Over the last few weeks, I returned to several topics and dusted off a few old project ideas. I have been able to build on a few cryptographic project ideas that might be on the verge of public launch or at the very least worthy of a private beta to do some testing. I’ll be excited to talk about them or announce them when the time comes but until now I am just going to continue to tease them a bit.
One thing I will mention for the few people it might apply to: reach out to me via email if you have ever been a victim of censorship from Spamhaus or similar entities in the past. I’m experimenting with a new idea and I’m looking for input explicitly from people/businesses that have had bad experiences with anti-spam entities.
Lately, I’ve tried to hold myself to a higher standard of productivity but it is just incredibly hard to actually pull off at the level I need. There are a lot of sticky tasks that I just dread that hurt my productivity. It is particularly difficult to muster up the energy to work on UI/UX design.
Being a graphic designer is something that I never really assumed I would have to learn to do but here I am learning it in order to avoid hiring designers. It is just really annoying to have to design things if you have no real sense of artistic design. It kills my productivity every time it comes up and feels really unavoidable at the budget level I’m working with currently.
One thing that got me reconsidering my working habits was a post that Alexey Guzey recently highlighted on his personal forum that deals with extreme levels of productivity. Looking at other things by the same author (Nick Winter) he has written quite a bit on this topic in a way that I found promising.
One of the main things that he discusses across various posts and in his book is something that I’ll call “extreme productivity”. He writes continuously about doing and accomplishing vast amounts of work in very short time periods while still maintaining a work-life balance.
These kinds of posts are hugely inspiring to me, and while I wouldn’t recommend or endorse that book after having read it, is so nice to see people posting more of these kinds of stories. I would recommend books like Deep Work by Cal Newport or his blog which has a ton of resources in this genre of inspirational workaholic advice.
Squeezing out enough work within a small amount of time to make headway on a lot of diverse projects and goals is so difficult that hearing people do it successfully for prolonged periods is neat.
I wish more people would write raw reports of success or failure while operating in this kind of style that shows what people experience while doing it rather than “advice” on how.
The problem with most posts that get labeled “productivity porn” is that they endlessly reiterate common sense techniques rather than human narratives of how exciting it is to work on interesting and complex problems. The techniques cannot be detached from the meaningfulness of the underlying task or they don’t actually function.
A person cannot just generate willpower out of nowhere, and unrealistic results are only unrealistic when they are placed in a context of work that a person actually hates doing.
When you enjoy what it is you are doing and are excited by the prospect of it there is no need to generate up willpower using a contrived technique to trick yourself into working.
A lot of guru-productivity advice comes off as useless fluff trying to sell you some product. The joy of reading someone like Cal Newport comes from his consistent use of first-person narratives on the working habits of historical people dealing with stimulating problems.

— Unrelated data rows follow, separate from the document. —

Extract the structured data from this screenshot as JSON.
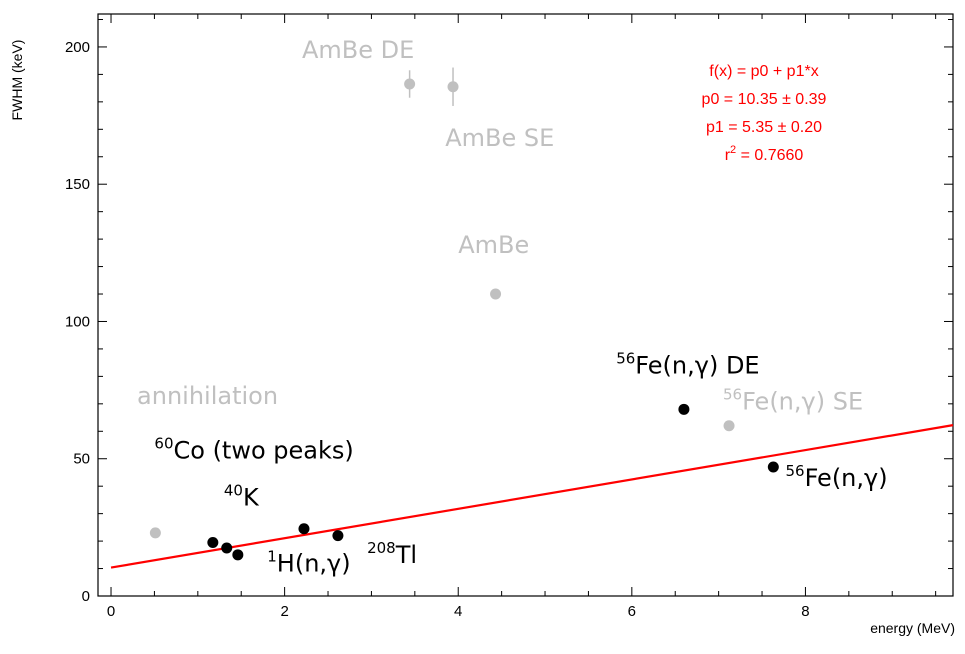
{
  "chart_data": {
    "type": "scatter",
    "xlabel": "energy (MeV)",
    "ylabel": "FWHM (keV)",
    "xlim": [
      -0.15,
      9.7
    ],
    "ylim": [
      0,
      212
    ],
    "x_ticks": [
      0,
      2,
      4,
      6,
      8
    ],
    "y_ticks": [
      0,
      50,
      100,
      150,
      200
    ],
    "grid": false,
    "colors": {
      "fit": "#ff0000",
      "included": "#000000",
      "excluded": "#c0c0c0",
      "annotation_fit": "#ff0000"
    },
    "series": [
      {
        "points": [
          {
            "x": 1.173,
            "y": 19.5
          },
          {
            "x": 1.333,
            "y": 17.5
          },
          {
            "x": 1.461,
            "y": 15.0
          },
          {
            "x": 2.223,
            "y": 24.5
          },
          {
            "x": 2.614,
            "y": 22.0
          },
          {
            "x": 6.6,
            "y": 68.0,
            "err": 1.5
          },
          {
            "x": 7.63,
            "y": 47.0
          }
        ]
      },
      {
        "points": [
          {
            "x": 0.511,
            "y": 23.0
          },
          {
            "x": 3.44,
            "y": 186.5,
            "err": 5.0
          },
          {
            "x": 3.94,
            "y": 185.5,
            "err": 7.0
          },
          {
            "x": 4.43,
            "y": 110.0,
            "err": 2.0
          },
          {
            "x": 7.12,
            "y": 62.0
          }
        ]
      }
    ],
    "fit": {
      "p0": 10.35,
      "p1": 5.35,
      "x_start": 0.0,
      "x_end": 9.7
    },
    "fit_box": {
      "line1": "f(x) = p0 + p1*x",
      "line2": "p0 = 10.35 ± 0.39",
      "line3": "p1 = 5.35 ± 0.20",
      "line4_base": "r",
      "line4_sup": "2",
      "line4_rest": " = 0.7660"
    },
    "annotations": [
      {
        "id": "ambe-de",
        "parts": [
          {
            "t": "AmBe DE"
          }
        ],
        "x": 2.2,
        "y": 196,
        "color": "#c0c0c0"
      },
      {
        "id": "ambe-se",
        "parts": [
          {
            "t": "AmBe SE"
          }
        ],
        "x": 3.85,
        "y": 164,
        "color": "#c0c0c0"
      },
      {
        "id": "ambe",
        "parts": [
          {
            "t": "AmBe"
          }
        ],
        "x": 4.0,
        "y": 125,
        "color": "#c0c0c0"
      },
      {
        "id": "annihilation",
        "parts": [
          {
            "t": "annihilation"
          }
        ],
        "x": 0.3,
        "y": 70,
        "color": "#c0c0c0"
      },
      {
        "id": "co60",
        "parts": [
          {
            "t": "60",
            "sup": true
          },
          {
            "t": "Co (two peaks)"
          }
        ],
        "x": 0.5,
        "y": 50,
        "color": "#000000"
      },
      {
        "id": "k40",
        "parts": [
          {
            "t": "40",
            "sup": true
          },
          {
            "t": "K"
          }
        ],
        "x": 1.3,
        "y": 33,
        "color": "#000000"
      },
      {
        "id": "h-ng",
        "parts": [
          {
            "t": "1",
            "sup": true
          },
          {
            "t": "H(n,γ)"
          }
        ],
        "x": 1.8,
        "y": 9,
        "color": "#000000"
      },
      {
        "id": "tl208",
        "parts": [
          {
            "t": "208",
            "sup": true
          },
          {
            "t": "Tl"
          }
        ],
        "x": 2.95,
        "y": 12,
        "color": "#000000"
      },
      {
        "id": "fe-ng-de",
        "parts": [
          {
            "t": "56",
            "sup": true
          },
          {
            "t": "Fe(n,γ) DE"
          }
        ],
        "x": 5.82,
        "y": 81,
        "color": "#000000"
      },
      {
        "id": "fe-ng-se",
        "parts": [
          {
            "t": "56",
            "sup": true
          },
          {
            "t": "Fe(n,γ) SE"
          }
        ],
        "x": 7.05,
        "y": 68,
        "color": "#c0c0c0"
      },
      {
        "id": "fe-ng",
        "parts": [
          {
            "t": "56",
            "sup": true
          },
          {
            "t": "Fe(n,γ)"
          }
        ],
        "x": 7.77,
        "y": 40,
        "color": "#000000"
      }
    ]
  }
}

If you can create a stimulating set of problems for yourself that feel meaningful, the energy to work on those things flows naturally (unless you are suffering from an outside issue like depression for example).
Current Working Habits
Lately, I’ve been working a lot but it never seems to be as much as I would like that I would like which is mostly a factor of things that are out of my control or that I mindfully allow to take up random blocks of my schedule like my interpersonal relationships.
So, the quantity of my work goes up and down based on factors that I often can’t control but despite that, I have remained very much a partisan of this work maximalist approach.
It isn’t really an achievable ideal but it is interesting to strive for each moment of a person’s life to be filled with interesting actions or thoughts. Any action or thought that isn’t interesting is done so on purpose to create a situation of boredom and reflection rather than by force.
Lately, I’ve been making time to go on a short 3-mile walk nearly every evening just before sundown. I don’t really do so to try to do any serious cardio or something but just to have a moment of boredom and reflection. Walking along a forest path each day gives me time to unwind.
The other important thing is not trying to work as fast on things that I’m actually enjoying. When I take my time on things and go slowly with my work while still staying concentrated on it, ironically I get more done going slower.
I feel like I’ve almost optimized to the point that I’m able to orient my life around fun and interesting projects rather than tedious busywork.
This represents my sole contribution to the endlessly growing body of useless productivity articles online.